Hello,
I am playing with very simple dense layer implementation using torch.addmm
and it seems that torch.jit.trace
transforms addmm
op to sequence of mm
and add
ops, leading to performance drop on CPU:
import torch
from torch.autograd import profiler
torch.set_num_threads(1)
def dense_layer(input, w, b):
return torch.addmm(input=b, mat1=input, mat2=w)
if __name__ == '__main__':
torch.random.manual_seed(1234)
a = torch.randn(100000, 10)
b = torch.randn(10, 10)
c = torch.randn(10)
with profiler.profile() as prof:
for i in range(1000):
dense_layer(a, b, c)
print(prof.key_averages().table(sort_by='cpu_time_total', row_limit=5))
traced = torch.jit.trace(dense_layer, (a, b, c))
with profiler.profile() as prof2:
for i in range(1000):
traced(a, b, c)
print(prof2.key_averages().table(sort_by='cpu_time_total', row_limit=5))
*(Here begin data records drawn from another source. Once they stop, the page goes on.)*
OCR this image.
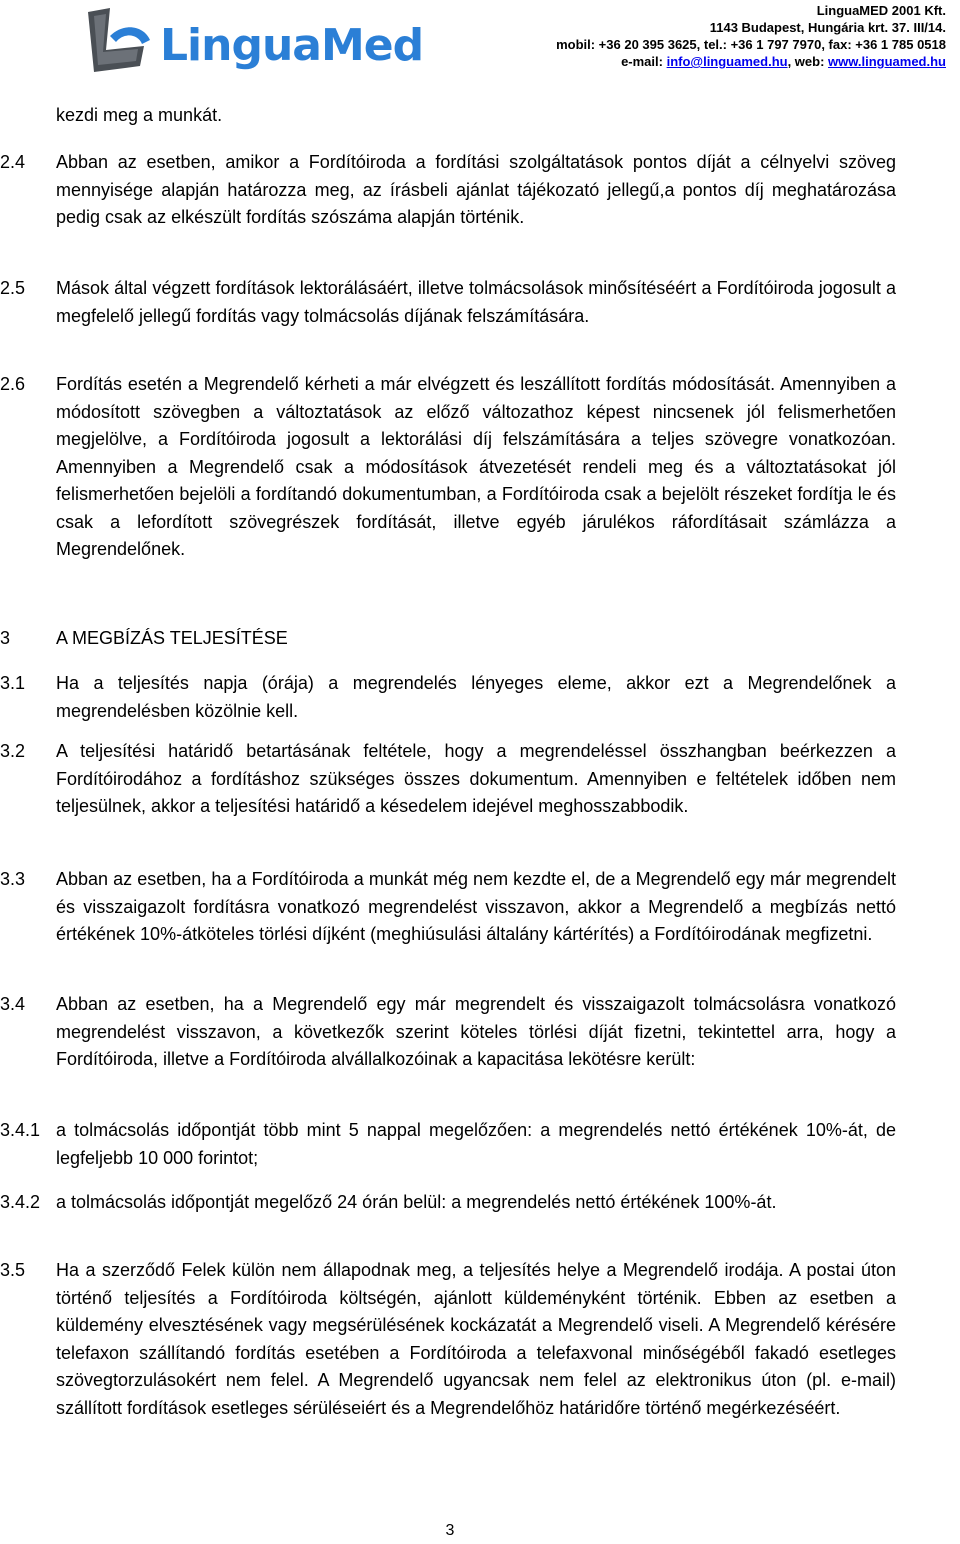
LinguaMed
LinguaMED 2001 Kft.
1143 Budapest, Hungária krt. 37. III/14.
mobil: +36 20 395 3625, tel.: +36 1 797 7970, fax: +36 1 785 0518
e-mail: info@linguamed.hu, web: www.linguamed.hu
kezdi meg a munkát.
2.4	Abban az esetben, amikor a Fordítóiroda a fordítási szolgáltatások pontos díját a célnyelvi szöveg mennyisége alapján határozza meg, az írásbeli ajánlat tájékozató jellegű,a pontos díj meghatározása pedig csak az elkészült fordítás szószáma alapján történik.
2.5	Mások által végzett fordítások lektorálásáért, illetve tolmácsolások minősítéséért a Fordítóiroda jogosult a megfelelő jellegű fordítás vagy tolmácsolás díjának felszámítására.
2.6	Fordítás esetén a Megrendelő kérheti a már elvégzett és leszállított fordítás módosítását. Amennyiben a módosított szövegben a változtatások az előző változathoz képest nincsenek jól felismerhetően megjelölve, a Fordítóiroda jogosult a lektorálási díj felszámítására a teljes szövegre vonatkozóan. Amennyiben a Megrendelő csak a módosítások átvezetését rendeli meg és a változtatásokat jól felismerhetően bejelöli a fordítandó dokumentumban, a Fordítóiroda csak a bejelölt részeket fordítja le és csak a lefordított szövegrészek fordítását, illetve egyéb járulékos ráfordításait számlázza a Megrendelőnek.
3	A MEGBÍZÁS TELJESÍTÉSE
3.1	Ha a teljesítés napja (órája) a megrendelés lényeges eleme, akkor ezt a Megrendelőnek a megrendelésben közölnie kell.
3.2	A teljesítési határidő betartásának feltétele, hogy a megrendeléssel összhangban beérkezzen a Fordítóirodához a fordításhoz szükséges összes dokumentum. Amennyiben e feltételek időben nem teljesülnek, akkor a teljesítési határidő a késedelem idejével meghosszabbodik.
3.3	Abban az esetben, ha a Fordítóiroda a munkát még nem kezdte el, de a Megrendelő egy már megrendelt és visszaigazolt fordításra vonatkozó megrendelést visszavon, akkor a Megrendelő a megbízás nettó értékének 10%-átköteles törlési díjként (meghiúsulási általány kártérítés) a Fordítóirodának megfizetni.
3.4	Abban az esetben, ha a Megrendelő egy már megrendelt és visszaigazolt tolmácsolásra vonatkozó megrendelést visszavon, a következők szerint köteles törlési díját fizetni, tekintettel arra, hogy a Fordítóiroda, illetve a Fordítóiroda alvállalkozóinak a kapacitása lekötésre került:
3.4.1 a tolmácsolás időpontját több mint 5 nappal megelőzően: a megrendelés nettó értékének 10%-át, de legfeljebb 10 000 forintot;
3.4.2 a tolmácsolás időpontját megelőző 24 órán belül: a megrendelés nettó értékének 100%-át.
3.5	Ha a szerződő Felek külön nem állapodnak meg, a teljesítés helye a Megrendelő irodája. A postai úton történő teljesítés a Fordítóiroda költségén, ajánlott küldeményként történik. Ebben az esetben a küldemény elvesztésének vagy megsérülésének kockázatát a Megrendelő viseli. A Megrendelő kérésére telefaxon szállítandó fordítás esetében a Fordítóiroda a telefaxvonal minőségéből fakadó esetleges szövegtorzulásokért nem felel. A Megrendelő ugyancsak nem felel az elektronikus úton (pl. e-mail) szállított fordítások esetleges sérüléseiért és a Megrendelőhöz határidőre történő megérkezéséért.
3
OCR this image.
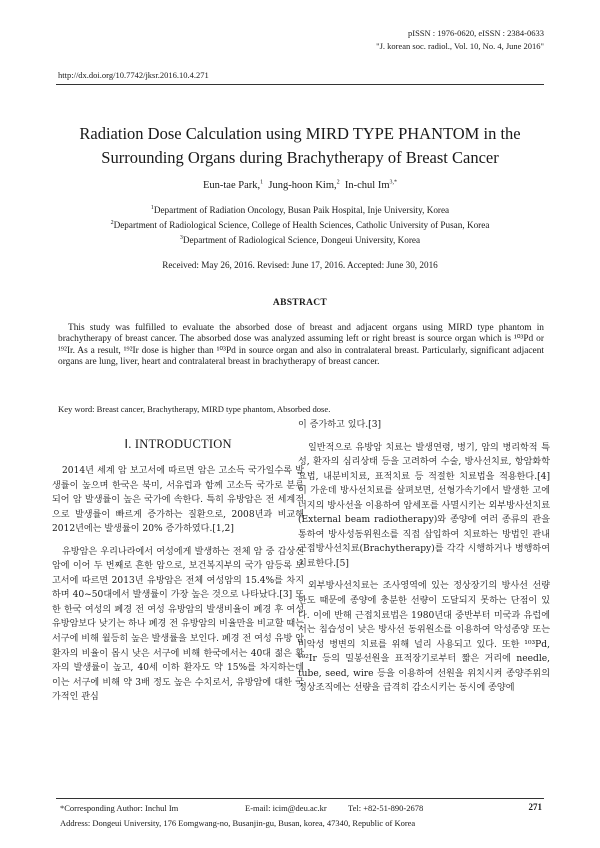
pISSN : 1976-0620, eISSN : 2384-0633
"J. korean soc. radiol., Vol. 10, No. 4, June 2016"
http://dx.doi.org/10.7742/jksr.2016.10.4.271
Radiation Dose Calculation using MIRD TYPE PHANTOM in the
Surrounding Organs during Brachytherapy of Breast Cancer
Eun-tae Park,$^1$  Jung-hoon Kim,$^2$  In-chul $Im^{3,*}$
$^1$Department of Radiation Oncology, Busan Paik Hospital, Inje University, Korea
$^2$Department of Radiological Science, College of Health Sciences, Catholic University of Pusan, Korea
$^3$Department of Radiological Science, Dongeui University, Korea
Received: May 26, 2016. Revised: June 17, 2016. Accepted: June 30, 2016
ABSTRACT
This study was fulfilled to evaluate the absorbed dose of breast and adjacent organs using MIRD type phantom in brachytherapy of breast cancer. The absorbed dose was analyzed assuming left or right breast is source organ which is ¹⁰³Pd or ¹⁹²Ir. As a result, ¹⁹²Ir dose is higher than ¹⁰³Pd in source organ and also in contralateral breast. Particularly, significant adjacent organs are lung, liver, heart and contralateral breast in brachytherapy of breast cancer.
Key word: Breast cancer, Brachytherapy, MIRD type phantom, Absorbed dose.
Ⅰ. INTRODUCTION

2014년 세계 암 보고서에 따르면 암은 고소득 국가일수록 발생률이 높으며 한국은 북미, 서유럽과 함께 고소득 국가로 분류되어 암 발생률이 높은 국가에 속한다. 특히 유방암은 전 세계적으로 발생률이 빠르게 증가하는 질환으로, 2008년과 비교해 2012년에는 발생률이 20% 증가하였다.[1,2]

유방암은 우리나라에서 여성에게 발생하는 전체 암 중 갑상선암에 이어 두 번째로 흔한 암으로, 보건복지부의 국가 암등록 보고서에 따르면 2013년 유방암은 전체 여성암의 15.4%를 차지하며 40~50대에서 발생률이 가장 높은 것으로 나타났다.[3] 또한 한국 여성의 폐경 전 여성 유방암의 발생비율이 폐경 후 여성 유방암보다 낮기는 하나 폐경 전 유방암의 비율만을 비교할 때는 서구에 비해 월등히 높은 발생률을 보인다. 폐경 전 여성 유방 암환자의 비율이 몹시 낮은 서구에 비해 한국에서는 40대 젊은 환자의 발생률이 높고, 40세 이하 환자도 약 15%를 차지하는데 이는 서구에 비해 약 3배 정도 높은 수치로서, 유방암에 대한 국가적인 관심

이 증가하고 있다.[3]

일반적으로 유방암 치료는 발생연령, 병기, 암의 병리학적 특성, 환자의 심리상태 등을 고려하여 수술, 방사선치료, 항암화학요법, 내분비치료, 표적치료 등 적절한 치료법을 적용한다.[4] 이 가운데 방사선치료를 살펴보면, 선형가속기에서 발생한 고에너지의 방사선을 이용하여 암세포를 사멸시키는 외부방사선치료(External beam radiotherapy)와 종양에 여러 종류의 관을 통하여 방사성동위원소를 직접 삽입하여 치료하는 방법인 관내 근접방사선치료(Brachytherapy)를 각각 시행하거나 병행하여 치료한다.[5]

외부방사선치료는 조사영역에 있는 정상장기의 방사선 선량한도 때문에 종양에 충분한 선량이 도달되지 못하는 단점이 있다. 이에 반해 근접치료법은 1980년대 중반부터 미국과 유럽에서는 침습성이 낮은 방사선 동위원소를 이용하여 악성종양 또는 비악성 병변의 치료를 위해 널리 사용되고 있다. 또한 ¹⁰³Pd, ¹⁹²Ir 등의 밀봉선원을 표적장기로부터 짧은 거리에 needle, tube, seed, wire 등을 이용하여 선원을 위치시켜 종양주위의 정상조직에는 선량을 급격히 감소시키는 동시에 종양에

*Corresponding Author: Inchul Im	E-mail: icim@deu.ac.kr	Tel: +82-51-890-2678
Address: Dongeui University, 176 Eomgwang-no, Busanjin-gu, Busan, korea, 47340, Republic of Korea
271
And the output of this script on EC2 Windows with Intel Xeon E5-2686 v4 @ 2.30GHz
:
-------------- --------------- --------------- --------------- --------------- --------------- ---------------
Name Self CPU total % Self CPU total CPU total % CPU total CPU time avg Number of Calls
-------------- --------------- --------------- --------------- --------------- --------------- ---------------
addmm 99.89% 5.603s 100.00% 5.609s 5.609ms 1000
expand 0.05% 2.927ms 0.09% 4.772ms 4.772us 1000
as_strided 0.03% 1.845ms 0.03% 1.845ms 1.845us 1000
-------------- --------------- --------------- --------------- --------------- --------------- ---------------
Self CPU time total: 5.609s
----------- --------------- --------------- --------------- --------------- --------------- ---------------
Name Self CPU total % Self CPU total CPU total % CPU total CPU time avg Number of Calls
----------- --------------- --------------- --------------- --------------- --------------- ---------------
add 65.54% 5.190s 65.81% 5.212s 5.212ms 1000
mm 33.91% 2.685s 34.19% 2.708s 2.708ms 1000
empty 0.29% 23.118ms 0.29% 23.118ms 11.559us 2000
----------- --------------- --------------- --------------- --------------- --------------- ---------------
Self CPU time total: 7.919s
Same script run on Fedora 32 with Intel Core i7-8700K CPU @ 3.70GHz
:
-------------- --------------- --------------- --------------- --------------- --------------- ---------------
Name Self CPU total % Self CPU total CPU total % CPU total CPU time avg Number of Calls
-------------- --------------- --------------- --------------- --------------- --------------- ---------------
addmm 99.87% 1.863s 100.00% 1.866s 1.866ms 1000
expand 0.06% 1.164ms 0.10% 1.895ms 1.895us 1000
as_strided 0.04% 731.363us 0.04% 731.363us 0.731us 1000
-------------- --------------- --------------- --------------- --------------- --------------- ---------------
Self CPU time total: 1.866s
----------- --------------- --------------- --------------- --------------- --------------- ---------------
Name Self CPU total % Self CPU total CPU total % CPU total CPU time avg Number of Calls
----------- --------------- --------------- --------------- --------------- --------------- ---------------
add 73.35% 1.430s 73.40% 1.431s 1.431ms 1000
mm 26.50% 516.765ms 26.60% 518.530ms 518.530us 1000
empty 0.09% 1.726ms 0.09% 1.726ms 0.863us 2000
----------- --------------- --------------- --------------- --------------- --------------- ---------------
Self CPU time total: 1.950s
On Fedora machine difference is less pronounced, but still takes place. What’s the reason of this transformation? Because at least for CPU both mm
and addmm
call same gemm
so it seems more reasonable to expand vector to cover whole matrix and call gemm afterwards. Is it because of focus on GPU? Is there any way to produce CPU-effective trace for such case?